A list of all part types is shown in Figure 7. Parts that are not already available are cloned as described (see Basic Protocol 4). Some are already available for plants (MoClo Plant Parts Kit, Addgene, kit #1000000047), Chlamydomonas (https://www.chlamycollection.org/product/moclo-toolkit/; Crozet et al., 2018), and cyanobacteria (http://www.addgene.org/browse/article/28196941/; Vasudevan et al., 2019).
2. Select level 1 destination vectors.
Fourteen level 1 vectors are available: seven for cloning a transcription unit in the forward orientation in seven different positions in the final construct, and seven for the reverse orientation (Fig. 13A). All contain two BsaI sites and the fusion sites GGAG and CGCT to provide compatibility with level 0 modules. They also contain two BpiI sites for excision of the assembled transcription unit in the next step of assembly. The BpiI fusion sites are designed to provide compatibility from one vector to the next. In an example where four transcription units are cloned in the forward orientation, vectors for positions 1 to 4 for the forward orientation (pL1F-1, pL1F-2, pL1F-3, and pL1F-4) are selected.
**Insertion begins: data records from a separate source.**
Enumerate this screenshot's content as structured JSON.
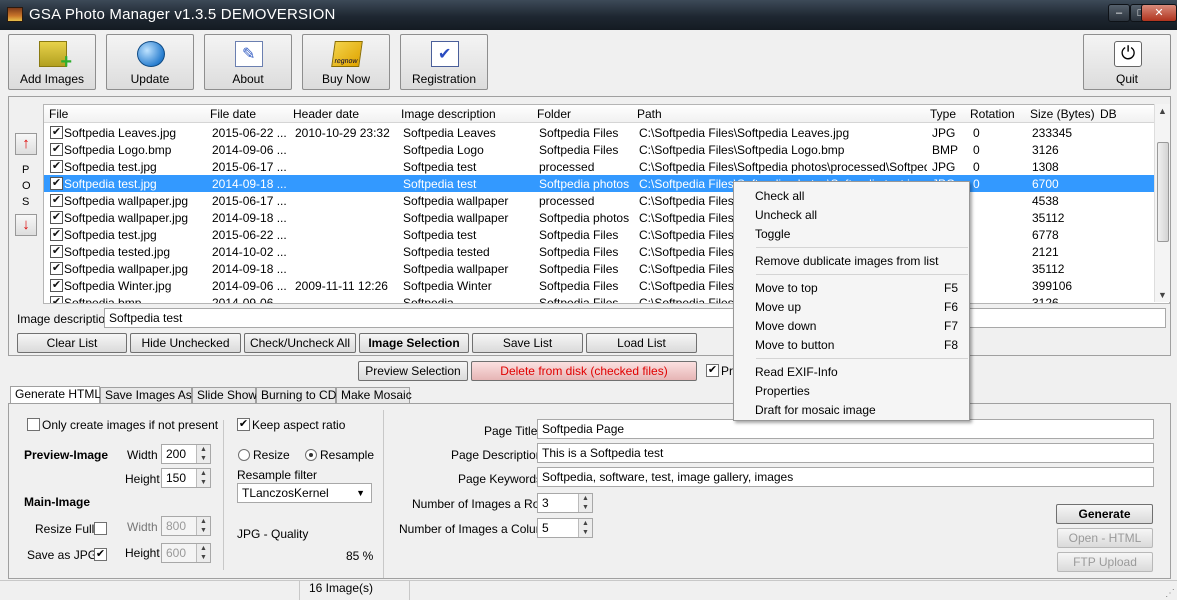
{
  "window": {
    "title": "GSA Photo Manager v1.3.5  DEMOVERSION",
    "minimize": "–",
    "maximize": "□",
    "close": "✕"
  },
  "toolbar": {
    "buttons": [
      {
        "label": "Add Images",
        "icon": "add-images-icon"
      },
      {
        "label": "Update",
        "icon": "globe-icon"
      },
      {
        "label": "About",
        "icon": "document-edit-icon"
      },
      {
        "label": "Buy Now",
        "icon": "regnow-icon"
      },
      {
        "label": "Registration",
        "icon": "checkbox-icon"
      }
    ],
    "quit_label": "Quit"
  },
  "list": {
    "pos_letters": [
      "P",
      "O",
      "S"
    ],
    "columns": [
      "File",
      "File date",
      "Header date",
      "Image description",
      "Folder",
      "Path",
      "Type",
      "Rotation",
      "Size (Bytes)",
      "DB"
    ],
    "rows": [
      {
        "file": "Softpedia Leaves.jpg",
        "file_date": "2015-06-22 ...",
        "header_date": "2010-10-29 23:32",
        "description": "Softpedia Leaves",
        "folder": "Softpedia Files",
        "path": "C:\\Softpedia Files\\Softpedia Leaves.jpg",
        "type": "JPG",
        "rotation": "0",
        "size": "233345",
        "checked": true
      },
      {
        "file": "Softpedia Logo.bmp",
        "file_date": "2014-09-06 ...",
        "header_date": "",
        "description": "Softpedia Logo",
        "folder": "Softpedia Files",
        "path": "C:\\Softpedia Files\\Softpedia Logo.bmp",
        "type": "BMP",
        "rotation": "0",
        "size": "3126",
        "checked": true
      },
      {
        "file": "Softpedia test.jpg",
        "file_date": "2015-06-17 ...",
        "header_date": "",
        "description": "Softpedia test",
        "folder": "processed",
        "path": "C:\\Softpedia Files\\Softpedia photos\\processed\\Softpedi...",
        "type": "JPG",
        "rotation": "0",
        "size": "1308",
        "checked": true
      },
      {
        "file": "Softpedia test.jpg",
        "file_date": "2014-09-18 ...",
        "header_date": "",
        "description": "Softpedia test",
        "folder": "Softpedia photos",
        "path": "C:\\Softpedia Files\\Softpedia photos\\Softpedia test.jpg",
        "type": "JPG",
        "rotation": "0",
        "size": "6700",
        "checked": true,
        "selected": true
      },
      {
        "file": "Softpedia wallpaper.jpg",
        "file_date": "2015-06-17 ...",
        "header_date": "",
        "description": "Softpedia wallpaper",
        "folder": "processed",
        "path": "C:\\Softpedia Files\\S",
        "type": "",
        "rotation": "",
        "size": "4538",
        "checked": true
      },
      {
        "file": "Softpedia wallpaper.jpg",
        "file_date": "2014-09-18 ...",
        "header_date": "",
        "description": "Softpedia wallpaper",
        "folder": "Softpedia photos",
        "path": "C:\\Softpedia Files\\S",
        "type": "",
        "rotation": "",
        "size": "35112",
        "checked": true
      },
      {
        "file": "Softpedia test.jpg",
        "file_date": "2015-06-22 ...",
        "header_date": "",
        "description": "Softpedia test",
        "folder": "Softpedia Files",
        "path": "C:\\Softpedia Files\\S",
        "type": "",
        "rotation": "",
        "size": "6778",
        "checked": true
      },
      {
        "file": "Softpedia tested.jpg",
        "file_date": "2014-10-02 ...",
        "header_date": "",
        "description": "Softpedia tested",
        "folder": "Softpedia Files",
        "path": "C:\\Softpedia Files\\S",
        "type": "",
        "rotation": "",
        "size": "2121",
        "checked": true
      },
      {
        "file": "Softpedia wallpaper.jpg",
        "file_date": "2014-09-18 ...",
        "header_date": "",
        "description": "Softpedia wallpaper",
        "folder": "Softpedia Files",
        "path": "C:\\Softpedia Files\\S",
        "type": "",
        "rotation": "",
        "size": "35112",
        "checked": true
      },
      {
        "file": "Softpedia Winter.jpg",
        "file_date": "2014-09-06 ...",
        "header_date": "2009-11-11 12:26",
        "description": "Softpedia Winter",
        "folder": "Softpedia Files",
        "path": "C:\\Softpedia Files\\S",
        "type": "",
        "rotation": "",
        "size": "399106",
        "checked": true
      },
      {
        "file": "Softpedia.bmp",
        "file_date": "2014-09-06 ...",
        "header_date": "",
        "description": "Softpedia",
        "folder": "Softpedia Files",
        "path": "C:\\Softpedia Files\\S",
        "type": "",
        "rotation": "",
        "size": "3126",
        "checked": true
      }
    ]
  },
  "image_description": {
    "label": "Image description",
    "value": "Softpedia test"
  },
  "action_buttons": {
    "clear_list": "Clear List",
    "hide_unchecked": "Hide Unchecked",
    "check_uncheck_all": "Check/Uncheck All",
    "image_selection": "Image Selection",
    "save_list": "Save List",
    "load_list": "Load List",
    "preview_selection": "Preview Selection",
    "delete_from_disk": "Delete from disk (checked files)",
    "pr_checkbox_label": "Pr"
  },
  "tabs": [
    "Generate HTML",
    "Save Images  As",
    "Slide Show",
    "Burning to CD",
    "Make Mosaic"
  ],
  "html_options": {
    "only_create_label": "Only create images if not present",
    "keep_aspect_label": "Keep aspect ratio",
    "preview_image_label": "Preview-Image",
    "width_label": "Width",
    "height_label": "Height",
    "preview_width": "200",
    "preview_height": "150",
    "resize_label": "Resize",
    "resample_label": "Resample",
    "resample_filter_label": "Resample filter",
    "resample_filter_value": "TLanczosKernel",
    "main_image_label": "Main-Image",
    "resize_full_label": "Resize Fulll",
    "save_as_jpg_label": "Save as JPG",
    "main_width": "800",
    "main_height": "600",
    "jpg_quality_label": "JPG - Quality",
    "jpg_quality_value": "85 %",
    "page_title_label": "Page Title",
    "page_title_value": "Softpedia Page",
    "page_description_label": "Page Description",
    "page_description_value": "This is a Softpedia test",
    "page_keywords_label": "Page Keywords",
    "page_keywords_value": "Softpedia, software, test, image gallery, images",
    "images_row_label": "Number of Images a Row",
    "images_row_value": "3",
    "images_column_label": "Number of Images a Column",
    "images_column_value": "5",
    "generate": "Generate",
    "open_html": "Open - HTML",
    "ftp_upload": "FTP Upload"
  },
  "status": {
    "image_count": "16 Image(s)"
  },
  "context_menu": {
    "items": [
      {
        "label": "Check all",
        "key": ""
      },
      {
        "label": "Uncheck all",
        "key": ""
      },
      {
        "label": "Toggle",
        "key": ""
      },
      {
        "label": "Remove dublicate images from list",
        "key": ""
      },
      {
        "label": "Move to top",
        "key": "F5"
      },
      {
        "label": "Move up",
        "key": "F6"
      },
      {
        "label": "Move down",
        "key": "F7"
      },
      {
        "label": "Move to button",
        "key": "F8"
      },
      {
        "label": "Read EXIF-Info",
        "key": ""
      },
      {
        "label": "Properties",
        "key": ""
      },
      {
        "label": "Draft for mosaic image",
        "key": ""
      }
    ]
  }
}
The BpiI fusion site at the end of vector 7 (TGCC) is the same as the site at the beginning of vector 1, allowing one to clone more than seven genes in a multigene construct by reusing the same seven vectors indefinitely. Thus, an eighth transcription unit is cloned using vector 1, a ninth transcription unit is cloned using vector 2, and so on (Fig. 13C).
In the example in Figure 13C, two transcription units are cloned in reverse orientation, and therefore vectors for cloning in the reverse orientation are selected. The choice of whether a transcription unit should be cloned in one orientation or the other is decided solely by the user needs.
3. Assemble level 1 constructs.
Constructs are assembled using four Golden Gate cloning reactions, each containing the three selected basic parts and level 1 vector. An example for cloning the first transcription unit is shown in Figure 14. The cloning reaction is performed as described (see Basic Protocol 1). Because level 1 vectors contain a LacZ fragment for blue-white screening, two white colonies are picked. As assembled transcription units are flanked by BpiI sites, miniprep DNA is checked by BpiI digestion.
Assemble multigene constructs in level M vectors
4. Design level M constructs.
Seven level M vectors and seven level M end-linkers are available (Fig. 15A). The vectors contain two BpiI restriction sites in opposite orientation for insertion of level 1 modules. The upstream fusion site defined by the first BpiI site (e.g., ACTA for pLM-3) is compatible with fusion sites flanking the upstream fusion sites of level 1 vectors of the corresponding position (Fig. 15B). The downstream fusion site has of a universal sequence (GGGA). The end of the last transcription unit is fused to the vector using the compatible end-linker (Fig. 15B). This system of vectors and end-linkers provides the possibility to clone up to six transcription units in the same vector, avoiding the need for a considerably larger number of level M vectors for all possible cloning combinations. A maximum of six transcription units can be assembled in a level M construct in one step because the last fusion site of level 1 vector 7 (TGCC) is the same as the first fusion site of the first level 1 vector (Fig. 13A).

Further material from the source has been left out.